Fünfte Geschichte

[58] Die Markgräfin von Montferrat weist die törichte Liebe des Königs von Frankreich durch ein Hühnergericht und ein paar hübsche Worte zurück.


Die Mädchen, die dem Dioneo zuhörten, schämten sich anfangs ein wenig ob seiner Erzählung, wie die sittsame Röte bekundete, die ihre Wangen überflog. Allmählich indes blickten sie bei steigender Aufmerksamkeit einander mit heimlichem Lächeln verstohlen an und unterdrückten kaum ein lautes Gelächter. Als die Geschichte zu Ende war, ließen sie ihn durch neckenden Tadel und Spott empfinden, daß solche Geschichten vor Damen zu erzählen ungeziemend sei. Dann aber gebot die Königin, zu Fiammetta gewandt, die neben Dioneo im Grase saß, dieser, in der Reihe fortzufahren. Fiammetta begann lächelnd und anmutig:

Nicht allein weil Geschichten mich ergötzen, welche, wie die zuletzt erzählten, die Wirkung schneller und treffender Antworten[58] schildern, sondern auch in der Überzeugung, daß es für Männer ebenso löblich ist, nur Frauen zu minnen, die höheren Standes sind als sie selbst, wie für Frauen verständig, die Liebe zu einem höherstehenden Mann von ihrem Herzen fernzuhalten, kommt es mir, da mich die Reihe des Erzählens trifft, in den Sinn, euch durch ein Beispiel zu zeigen, wie eine adelige Dame durch Wort und Tat sich vor solcher Gefahr zu schützen und den Mann, der sie gefährdete, umzustimmen wußte.

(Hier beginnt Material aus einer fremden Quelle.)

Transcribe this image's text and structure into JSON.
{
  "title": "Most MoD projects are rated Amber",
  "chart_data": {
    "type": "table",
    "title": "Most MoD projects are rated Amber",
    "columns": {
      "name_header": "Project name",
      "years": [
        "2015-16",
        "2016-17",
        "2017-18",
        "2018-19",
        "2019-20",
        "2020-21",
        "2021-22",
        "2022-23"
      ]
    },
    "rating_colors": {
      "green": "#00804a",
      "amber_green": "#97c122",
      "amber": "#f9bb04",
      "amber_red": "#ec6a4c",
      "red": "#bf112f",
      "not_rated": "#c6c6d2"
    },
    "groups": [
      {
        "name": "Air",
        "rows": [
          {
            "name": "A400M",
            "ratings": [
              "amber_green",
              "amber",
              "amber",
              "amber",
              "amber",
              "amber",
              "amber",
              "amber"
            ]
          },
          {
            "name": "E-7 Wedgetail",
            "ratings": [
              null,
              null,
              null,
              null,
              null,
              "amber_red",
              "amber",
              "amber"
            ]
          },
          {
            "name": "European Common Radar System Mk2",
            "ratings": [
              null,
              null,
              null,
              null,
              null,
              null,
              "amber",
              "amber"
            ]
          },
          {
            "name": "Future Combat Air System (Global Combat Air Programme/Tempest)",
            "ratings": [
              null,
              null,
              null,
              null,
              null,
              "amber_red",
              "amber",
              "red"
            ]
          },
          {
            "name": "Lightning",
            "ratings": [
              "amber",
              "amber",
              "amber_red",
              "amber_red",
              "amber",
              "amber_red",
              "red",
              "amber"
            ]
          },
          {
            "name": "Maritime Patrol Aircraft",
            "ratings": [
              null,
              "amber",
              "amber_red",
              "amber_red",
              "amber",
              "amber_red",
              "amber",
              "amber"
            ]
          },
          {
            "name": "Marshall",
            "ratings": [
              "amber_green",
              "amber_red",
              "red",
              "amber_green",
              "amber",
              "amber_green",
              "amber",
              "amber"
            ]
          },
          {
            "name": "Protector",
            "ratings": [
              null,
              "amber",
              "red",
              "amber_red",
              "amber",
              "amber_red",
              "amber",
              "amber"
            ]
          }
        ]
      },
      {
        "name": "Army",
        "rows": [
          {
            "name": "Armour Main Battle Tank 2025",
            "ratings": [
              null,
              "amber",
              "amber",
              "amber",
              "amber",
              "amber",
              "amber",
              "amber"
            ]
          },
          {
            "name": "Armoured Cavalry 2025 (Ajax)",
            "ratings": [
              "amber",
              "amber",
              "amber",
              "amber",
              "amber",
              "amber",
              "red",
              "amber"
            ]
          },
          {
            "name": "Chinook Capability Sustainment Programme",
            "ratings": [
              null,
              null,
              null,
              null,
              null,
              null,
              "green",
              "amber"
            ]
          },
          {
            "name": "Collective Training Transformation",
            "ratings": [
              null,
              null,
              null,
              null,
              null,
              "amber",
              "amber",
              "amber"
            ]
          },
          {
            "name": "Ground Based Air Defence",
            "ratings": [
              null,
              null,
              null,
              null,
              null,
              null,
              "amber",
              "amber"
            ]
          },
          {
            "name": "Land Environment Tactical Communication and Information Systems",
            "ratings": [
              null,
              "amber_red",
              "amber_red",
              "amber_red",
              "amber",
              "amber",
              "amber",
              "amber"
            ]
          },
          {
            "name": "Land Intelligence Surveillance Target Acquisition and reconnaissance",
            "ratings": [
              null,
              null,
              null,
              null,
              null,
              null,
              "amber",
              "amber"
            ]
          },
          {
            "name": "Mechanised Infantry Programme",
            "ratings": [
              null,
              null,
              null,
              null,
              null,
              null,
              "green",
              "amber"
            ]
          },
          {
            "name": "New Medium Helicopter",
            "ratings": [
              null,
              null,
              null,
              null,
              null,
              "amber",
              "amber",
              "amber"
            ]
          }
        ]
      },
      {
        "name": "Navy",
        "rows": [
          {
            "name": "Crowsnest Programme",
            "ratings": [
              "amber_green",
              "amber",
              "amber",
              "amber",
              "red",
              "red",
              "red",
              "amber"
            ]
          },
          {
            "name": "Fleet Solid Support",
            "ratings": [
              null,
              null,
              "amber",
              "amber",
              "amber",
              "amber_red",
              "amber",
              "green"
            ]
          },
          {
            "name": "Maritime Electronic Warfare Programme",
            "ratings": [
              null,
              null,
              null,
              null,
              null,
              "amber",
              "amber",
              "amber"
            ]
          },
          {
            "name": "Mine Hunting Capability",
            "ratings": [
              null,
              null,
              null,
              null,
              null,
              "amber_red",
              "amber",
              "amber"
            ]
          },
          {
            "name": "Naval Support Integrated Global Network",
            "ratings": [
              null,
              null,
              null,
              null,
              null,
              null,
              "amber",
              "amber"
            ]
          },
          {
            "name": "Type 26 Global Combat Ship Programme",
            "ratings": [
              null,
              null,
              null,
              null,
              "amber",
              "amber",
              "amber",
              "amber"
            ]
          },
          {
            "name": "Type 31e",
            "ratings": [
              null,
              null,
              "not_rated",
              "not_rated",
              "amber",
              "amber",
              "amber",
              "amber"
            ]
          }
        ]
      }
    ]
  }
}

Der Markgraf von Montferrat, ein kühner und ritterlicher Mann und Bannerherr der Kirche, war mit einem der Kreuzzüge übers Meer ins Morgenland gefahren. Als nun am Hofe König Philipps des Einäugigen, der eben damals im Begriff stand, Frankreich zu verlassen, um sich jenem Kreuzzuge anzuschließen, von seiner Tapferkeit die Rede war, äußerte ein Ritter, es sei doch unter der Sonne kein schöneres Paar zu finden als der Markgraf und seine Dame. Denn wie er unter allen Rittern seiner adeligen Tugenden halber gerühmt werde, so sei die Dame vor allen Frauen schön und sittsam. Auf den König machten diese Worte solchen Eindruck, daß er, ohne je die Dame gesehen zu haben, sie sogleich inbrünstig zu lieben begann und beschloß, sich nirgendwo anders als in Genua zu der erwähnten Überfahrt einzuschiffen, um auf der Landreise nach jenem Hafen schicklichen Vorwand zu einem Besuch bei der Markgräfin zu haben, wobei er hoffte, daß es ihm vielleicht in Abwesenheit ihres Gemahls gelingen werde, zum Ziel seiner Wünsche zu kommen.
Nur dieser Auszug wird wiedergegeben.